7. Conventional gasoline component mix generated (alkylate + olefins).
8. Can run either bitumen or sweet gasoil and can process simultaneously.
9. Can be set-up to generate no bottoms in complex.
10. CANMET 2 technology complementary;
a) enables direct light end incorporation into heavy aromatics (benefits of not removing
heaviest asphaltenes).
11. Very flexible.
12. Can shutdown CANMET, FCCU and Hydrotreater sections of the complex independently.
13. Due to quality changes in the CANMET gasoil with conversion, the FCCU charge contains
similar levels of tri+ aromatics over CANMET conversion range.
14. No practical limits on feedstock ash, metals or CCR equivalents;
a) non need to position a pretreater or fractionation to remove "feed containments"
b) clean ash goes to landfill or sale after being used as CANMET "catalyst"
c) feed contaminants and low hydrogen content asphaltenes are effectively catalysts
to this process;
d) asphaltenes are more reactive and therefore easier to alkylate with light hydrocarbons;
e) generates more aromatic and inherently more stable CANMET reactor environment.

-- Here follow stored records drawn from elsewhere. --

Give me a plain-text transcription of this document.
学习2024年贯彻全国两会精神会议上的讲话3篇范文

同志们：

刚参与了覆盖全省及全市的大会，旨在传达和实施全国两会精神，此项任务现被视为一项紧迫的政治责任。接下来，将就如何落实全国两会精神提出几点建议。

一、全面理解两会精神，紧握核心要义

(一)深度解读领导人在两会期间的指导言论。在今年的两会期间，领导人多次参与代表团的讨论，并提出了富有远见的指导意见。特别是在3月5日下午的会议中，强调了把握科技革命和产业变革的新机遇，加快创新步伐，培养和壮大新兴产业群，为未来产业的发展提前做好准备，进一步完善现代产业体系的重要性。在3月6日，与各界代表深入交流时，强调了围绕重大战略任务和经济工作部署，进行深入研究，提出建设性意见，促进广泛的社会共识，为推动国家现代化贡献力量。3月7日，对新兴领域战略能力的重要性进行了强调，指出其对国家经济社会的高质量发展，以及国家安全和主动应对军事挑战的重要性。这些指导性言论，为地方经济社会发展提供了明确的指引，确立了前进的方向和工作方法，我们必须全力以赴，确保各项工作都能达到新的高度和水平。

[0081] While certain preferred and alternative embodiments of the invention have been set
forth for purposes of disclosing the invention, modifications to the disclosed embodiments
may occur to those who are skilled in the art. Accordingly, the appended claims are
intended to cover all embodiments of the invention and modifications thereof which
do not depart from the spirit and scope of the invention.
[0082] All of the above-mentioned patents and publications are incorporated herein by reference.